II Trebbiano di Romagna domina la produzione di vini bianchi dell’Emilia-Romagna, fatti con quest’uva o con il Trebbiano della Fiamma dagli acini quasi ambrati. Ci si può fare un’idea della sua ubiquità elencando parte dei vini in cui è presente: Verdicchio, Orvieto, Frascati, il Soave da Trebbiano di Soave e il Lugana da Trebbiano di Lugana. Le varietà hanno avuto a disposizione molti secoli per ambientarsi alle condizioni locali. In Umbria è chiamata Procanico, che secondo alcuni agronomi è una varietà superiore, a bacche più piccole, del Trebbiano. In pratica solo le regioni nordorientali d’Italia, fortemente legate alle loro varietà, sono immuni da questa zavorra anonima.
L’influsso malefico del Trebbiano si è fatto sentire soprattutto in Toscana centrale per gran parte del XX secolo, quando il vitigno era tanto diffuso che il disciplinare del Chianti e poi del Vino Nobile di Montepulciano ne decretò l’inclusione in questi rossi, annacquandone le qualità oltre che il colore e danneggiandone la reputazione. Oggi però il Trebbiano è un ingrediente più che altro facoltativo, sempre più scartato dai produttori toscani di vini rossi che guardano alla qualità.
Il mare di Trebbiano tuttora prodotto in Toscana viene incanalato in bianchi secchi innocui vinificati a bassa temperatura, come il Galestro. Come il Viura (Macabeo) spodestò la più interessante uva bianca autoctona Malvasia nella Rioja, così il Trebbiano con le sue alte rese ha cacciato la Malvasia dalla Toscana, anche se quest’ultima è una base ben più promettente per il Vin Santo.

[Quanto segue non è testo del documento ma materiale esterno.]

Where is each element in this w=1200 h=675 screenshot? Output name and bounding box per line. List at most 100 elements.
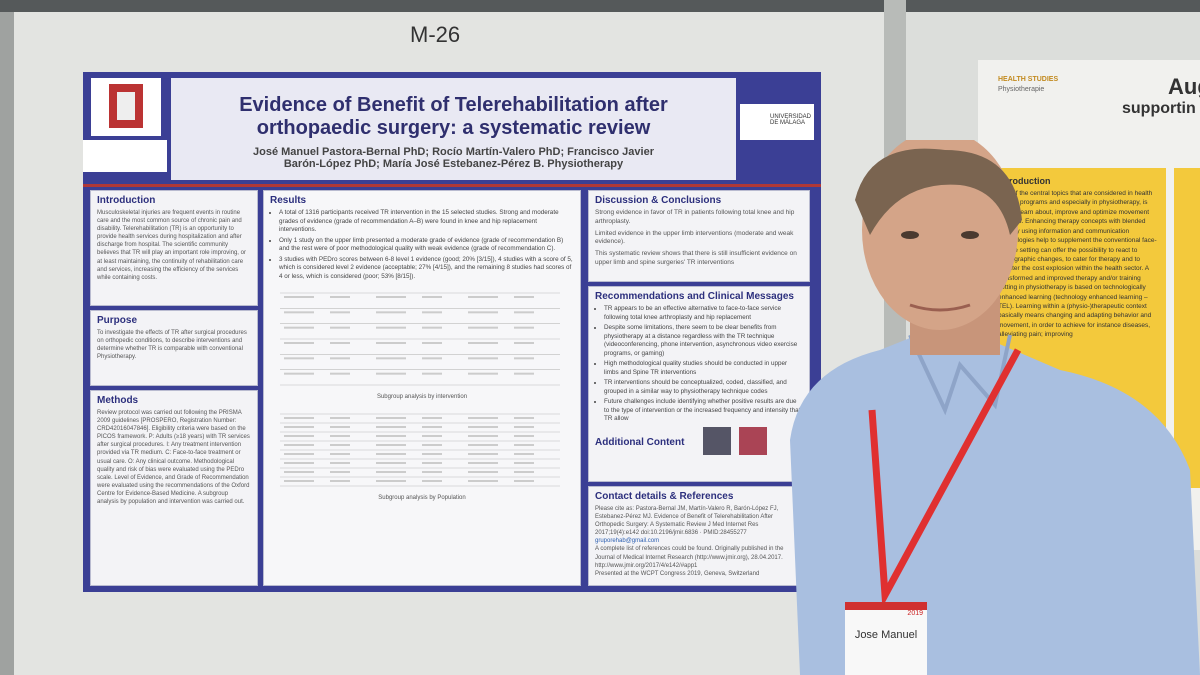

Il Trebbiano più interessante d’Italia il Trebbiano d’Abruzzo di Paolucci. A ogni modo, negli anni ottanta si è verificato un netto incremento degli impianti di una varietà conosciuta come Trebbiano d’Abruzzo.
Con il nome di Thalia, il vitigno è riuscito a insinuarsi perfino nelle vigne del nazionalistico Portogallo ed e assai diffuso in Bulgaria e in alcune zone della Grecia e della Russia. Oltre a essere usato dall’importante industria messicana del Brandy, è radicato nel resto dell’emisfero meridionale, dove se ne apprezzano le alte rese e la spiccata acidità. In Argentina alla fine degli anni Ottanta c’erano oltre 4.000 ha di «Ugni Blanc», oltre agli estesi impianti in Brasile e Uruguay.
Anche il Sud Africa vanta impianti alquanto limitati di Ugni Blanc, si basa di più sul Colombard per produrre Brandy e vino da taglio, al pari della California dove quel poco che resta di «Saint-Emilion» si trova nella Central Valley. In Australia invece il Trebbiano occupa una superficie doppia del Colombard ed è piantato per lo più nelle zone irrigue, dove costituisce un ingrediente di utile acidità per tagli bianchi di base, è usato anche dai distillatori e dà vita in qualche caso a vini di corpo pieno, non privi di sostanza, come il singolare Californian.
L’influenza del Trebbiano/Ugni Blanc è destinata a ridursi, in quanto i consumatori vanno sempre più alla ricerca degli aromi del vino.